Show HN: A color picker I made without fiddly sliders - erikpukinskis
http://quick-pick.herokuapp.com/

======
erikpukinskis
Backstory:

I woke up this morning and saw the color pickers in
[http://www.uibox.in/](http://www.uibox.in/) and started thinking about
whether I could make a color picker that didn't require me to pick a color in
multiple steps.

With a little bit of fiddling I came up with this. I'm sure someone with a
graphic design degree will tell me some Swiss person much smarter than me
invented this 50 years ago, but that's life. Instead of picking a hue and then
picking a saturation/brightness you just pick the color you want.

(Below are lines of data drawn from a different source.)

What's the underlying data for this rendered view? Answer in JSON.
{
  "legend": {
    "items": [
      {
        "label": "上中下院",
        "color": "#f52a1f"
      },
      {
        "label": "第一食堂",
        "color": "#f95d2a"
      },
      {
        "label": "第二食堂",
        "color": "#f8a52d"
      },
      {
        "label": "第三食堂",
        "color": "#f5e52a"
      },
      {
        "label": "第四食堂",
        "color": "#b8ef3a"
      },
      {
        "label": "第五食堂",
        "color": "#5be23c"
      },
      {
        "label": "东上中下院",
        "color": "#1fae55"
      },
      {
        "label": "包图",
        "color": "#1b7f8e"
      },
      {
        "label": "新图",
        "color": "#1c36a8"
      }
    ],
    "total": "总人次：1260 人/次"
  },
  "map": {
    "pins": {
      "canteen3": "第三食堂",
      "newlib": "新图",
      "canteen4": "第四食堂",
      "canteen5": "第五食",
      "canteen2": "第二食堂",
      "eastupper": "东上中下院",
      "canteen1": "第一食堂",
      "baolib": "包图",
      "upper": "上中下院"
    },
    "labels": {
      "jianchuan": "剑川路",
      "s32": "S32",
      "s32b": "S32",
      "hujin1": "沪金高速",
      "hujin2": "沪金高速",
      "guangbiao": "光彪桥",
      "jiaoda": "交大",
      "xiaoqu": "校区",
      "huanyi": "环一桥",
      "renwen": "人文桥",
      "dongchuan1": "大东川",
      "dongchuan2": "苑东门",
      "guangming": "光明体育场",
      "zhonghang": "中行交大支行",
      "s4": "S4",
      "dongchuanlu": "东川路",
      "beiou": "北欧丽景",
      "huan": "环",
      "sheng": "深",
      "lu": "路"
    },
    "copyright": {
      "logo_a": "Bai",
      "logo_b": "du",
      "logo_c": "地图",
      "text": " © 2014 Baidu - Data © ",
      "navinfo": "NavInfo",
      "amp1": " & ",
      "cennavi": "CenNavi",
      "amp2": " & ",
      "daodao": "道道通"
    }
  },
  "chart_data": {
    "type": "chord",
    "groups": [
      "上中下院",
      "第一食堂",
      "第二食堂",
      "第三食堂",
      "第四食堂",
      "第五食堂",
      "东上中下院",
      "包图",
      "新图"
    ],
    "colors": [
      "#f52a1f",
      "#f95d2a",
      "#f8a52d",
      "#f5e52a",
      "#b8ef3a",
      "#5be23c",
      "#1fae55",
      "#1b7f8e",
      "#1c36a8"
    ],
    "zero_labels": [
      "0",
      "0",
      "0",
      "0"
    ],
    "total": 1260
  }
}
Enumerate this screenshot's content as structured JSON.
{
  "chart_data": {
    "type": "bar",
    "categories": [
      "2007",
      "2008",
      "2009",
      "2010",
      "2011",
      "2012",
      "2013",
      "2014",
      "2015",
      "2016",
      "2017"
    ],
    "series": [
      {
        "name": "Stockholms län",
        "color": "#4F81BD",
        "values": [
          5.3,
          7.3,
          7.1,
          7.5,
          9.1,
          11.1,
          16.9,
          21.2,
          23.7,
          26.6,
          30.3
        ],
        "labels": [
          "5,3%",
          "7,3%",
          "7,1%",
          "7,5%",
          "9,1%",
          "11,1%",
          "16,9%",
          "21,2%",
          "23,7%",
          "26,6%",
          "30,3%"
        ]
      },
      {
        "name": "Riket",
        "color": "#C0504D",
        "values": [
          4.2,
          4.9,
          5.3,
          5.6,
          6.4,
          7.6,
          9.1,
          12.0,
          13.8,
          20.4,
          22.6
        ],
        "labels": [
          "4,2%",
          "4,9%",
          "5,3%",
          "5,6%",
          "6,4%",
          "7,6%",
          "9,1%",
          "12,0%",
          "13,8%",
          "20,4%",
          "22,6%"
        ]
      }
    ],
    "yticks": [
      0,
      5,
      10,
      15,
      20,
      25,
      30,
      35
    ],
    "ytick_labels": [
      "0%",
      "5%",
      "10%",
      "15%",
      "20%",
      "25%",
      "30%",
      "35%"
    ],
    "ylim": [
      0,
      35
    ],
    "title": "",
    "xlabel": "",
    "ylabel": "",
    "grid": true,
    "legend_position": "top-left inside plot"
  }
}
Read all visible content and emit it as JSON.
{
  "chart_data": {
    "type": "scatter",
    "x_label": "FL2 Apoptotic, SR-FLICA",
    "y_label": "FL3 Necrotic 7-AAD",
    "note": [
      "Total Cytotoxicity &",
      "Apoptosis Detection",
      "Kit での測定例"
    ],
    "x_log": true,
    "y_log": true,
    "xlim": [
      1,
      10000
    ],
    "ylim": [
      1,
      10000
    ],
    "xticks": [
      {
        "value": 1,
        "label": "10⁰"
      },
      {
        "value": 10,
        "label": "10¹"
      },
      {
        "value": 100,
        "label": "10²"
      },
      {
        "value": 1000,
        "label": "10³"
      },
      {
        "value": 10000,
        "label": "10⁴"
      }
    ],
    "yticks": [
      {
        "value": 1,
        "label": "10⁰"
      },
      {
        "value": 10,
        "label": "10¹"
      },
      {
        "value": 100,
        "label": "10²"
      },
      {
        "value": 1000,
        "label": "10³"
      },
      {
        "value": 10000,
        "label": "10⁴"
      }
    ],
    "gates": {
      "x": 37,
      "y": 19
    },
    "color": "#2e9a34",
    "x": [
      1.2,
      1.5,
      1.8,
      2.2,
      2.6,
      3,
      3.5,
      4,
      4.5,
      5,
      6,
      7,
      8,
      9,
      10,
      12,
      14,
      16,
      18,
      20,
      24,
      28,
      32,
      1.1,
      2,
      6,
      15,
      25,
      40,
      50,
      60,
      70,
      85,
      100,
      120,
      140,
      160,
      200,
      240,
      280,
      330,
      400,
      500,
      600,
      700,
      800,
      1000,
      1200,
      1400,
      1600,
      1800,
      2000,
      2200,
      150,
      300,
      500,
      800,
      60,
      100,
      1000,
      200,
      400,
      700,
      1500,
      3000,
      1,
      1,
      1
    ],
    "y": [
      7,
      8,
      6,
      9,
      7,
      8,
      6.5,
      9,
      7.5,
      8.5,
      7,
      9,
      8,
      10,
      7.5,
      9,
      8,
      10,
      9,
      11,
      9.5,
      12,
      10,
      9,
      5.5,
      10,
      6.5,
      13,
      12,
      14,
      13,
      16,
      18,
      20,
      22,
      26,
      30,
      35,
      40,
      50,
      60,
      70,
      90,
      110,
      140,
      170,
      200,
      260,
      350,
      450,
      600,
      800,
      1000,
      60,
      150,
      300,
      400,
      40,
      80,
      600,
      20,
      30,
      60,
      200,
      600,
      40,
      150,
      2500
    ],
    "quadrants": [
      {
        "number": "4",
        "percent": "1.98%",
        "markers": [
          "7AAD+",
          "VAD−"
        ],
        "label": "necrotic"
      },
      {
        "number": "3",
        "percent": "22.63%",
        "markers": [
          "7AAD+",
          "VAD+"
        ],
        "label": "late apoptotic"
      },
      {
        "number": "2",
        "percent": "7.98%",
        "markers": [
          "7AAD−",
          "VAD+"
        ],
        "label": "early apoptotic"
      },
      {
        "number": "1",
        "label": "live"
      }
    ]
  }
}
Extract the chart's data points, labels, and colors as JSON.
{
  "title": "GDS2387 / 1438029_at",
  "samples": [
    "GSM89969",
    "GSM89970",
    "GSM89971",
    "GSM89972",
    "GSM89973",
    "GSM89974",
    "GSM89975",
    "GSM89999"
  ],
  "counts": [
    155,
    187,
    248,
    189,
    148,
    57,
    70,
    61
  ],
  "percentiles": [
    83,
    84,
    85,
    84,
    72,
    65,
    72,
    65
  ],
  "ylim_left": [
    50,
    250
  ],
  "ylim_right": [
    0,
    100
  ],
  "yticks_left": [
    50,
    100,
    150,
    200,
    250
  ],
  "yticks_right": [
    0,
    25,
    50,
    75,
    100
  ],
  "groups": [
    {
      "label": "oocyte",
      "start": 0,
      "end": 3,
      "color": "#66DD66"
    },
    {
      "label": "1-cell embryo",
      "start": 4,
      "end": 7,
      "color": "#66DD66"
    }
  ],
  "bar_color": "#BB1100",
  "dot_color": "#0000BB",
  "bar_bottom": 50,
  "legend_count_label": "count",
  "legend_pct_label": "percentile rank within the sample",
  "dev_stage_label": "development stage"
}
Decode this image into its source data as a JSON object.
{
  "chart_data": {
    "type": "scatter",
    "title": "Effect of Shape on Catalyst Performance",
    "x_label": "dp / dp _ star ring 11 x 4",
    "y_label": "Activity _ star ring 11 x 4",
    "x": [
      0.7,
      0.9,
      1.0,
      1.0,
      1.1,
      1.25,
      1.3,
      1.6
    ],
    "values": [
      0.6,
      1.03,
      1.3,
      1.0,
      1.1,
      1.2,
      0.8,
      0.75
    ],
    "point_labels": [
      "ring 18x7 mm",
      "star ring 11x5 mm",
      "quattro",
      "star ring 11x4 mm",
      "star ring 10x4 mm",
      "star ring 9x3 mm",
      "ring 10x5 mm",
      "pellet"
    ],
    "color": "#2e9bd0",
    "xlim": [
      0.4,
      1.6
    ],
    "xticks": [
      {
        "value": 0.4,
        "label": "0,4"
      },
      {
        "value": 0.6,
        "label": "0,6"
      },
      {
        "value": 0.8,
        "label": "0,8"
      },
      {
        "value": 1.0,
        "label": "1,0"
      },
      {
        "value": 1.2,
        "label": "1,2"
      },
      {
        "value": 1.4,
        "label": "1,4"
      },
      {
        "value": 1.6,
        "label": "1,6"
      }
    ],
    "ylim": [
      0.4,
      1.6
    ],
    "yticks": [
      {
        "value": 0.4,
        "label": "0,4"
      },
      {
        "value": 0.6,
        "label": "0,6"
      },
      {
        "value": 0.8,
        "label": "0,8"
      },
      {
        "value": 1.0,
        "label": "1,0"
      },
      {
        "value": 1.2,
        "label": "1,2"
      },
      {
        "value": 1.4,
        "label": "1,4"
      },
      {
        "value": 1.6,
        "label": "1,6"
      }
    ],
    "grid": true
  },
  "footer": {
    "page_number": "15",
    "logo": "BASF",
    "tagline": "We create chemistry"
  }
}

This is not the color picker for everyone:

* It's not very fine-grained

* There's no pure white or pure black (you shouldn't need/use these anyway)

* Actually all of the really dark/really light/really unsaturated parts of the spectrum are removed because they all sort of looked the same.

* It forgets your palette when you reload the page

But it's fast, doesn't require you to grab any 4 pixel wide sliders, and it
prevents you from thinking too hard. Might be useful for someone else, so I
thought I'd post it.

I think it'd be a good basis for a color-picker for end users: it covers most
of the useful colors without overwhelming people with complexity.

------
pjdorrell
My Style Adjuster chrome extension uses sliders to change colors, but what
makes it good is that it changes the color of a CSS property value in the
page, as you slide the slider, while looking at the thing that the color
applies to. (It does dimensional values also.)

Sliding is better than clicking, because you can't click on something without
actually looking at it. But once you've started sliding a slider, you can
continue to slide it without looking at the slider.

------
Sir_Cmpwn
After I create my palette, I want to be able to copy the #NNNNNN for each
color without resorting to trickery.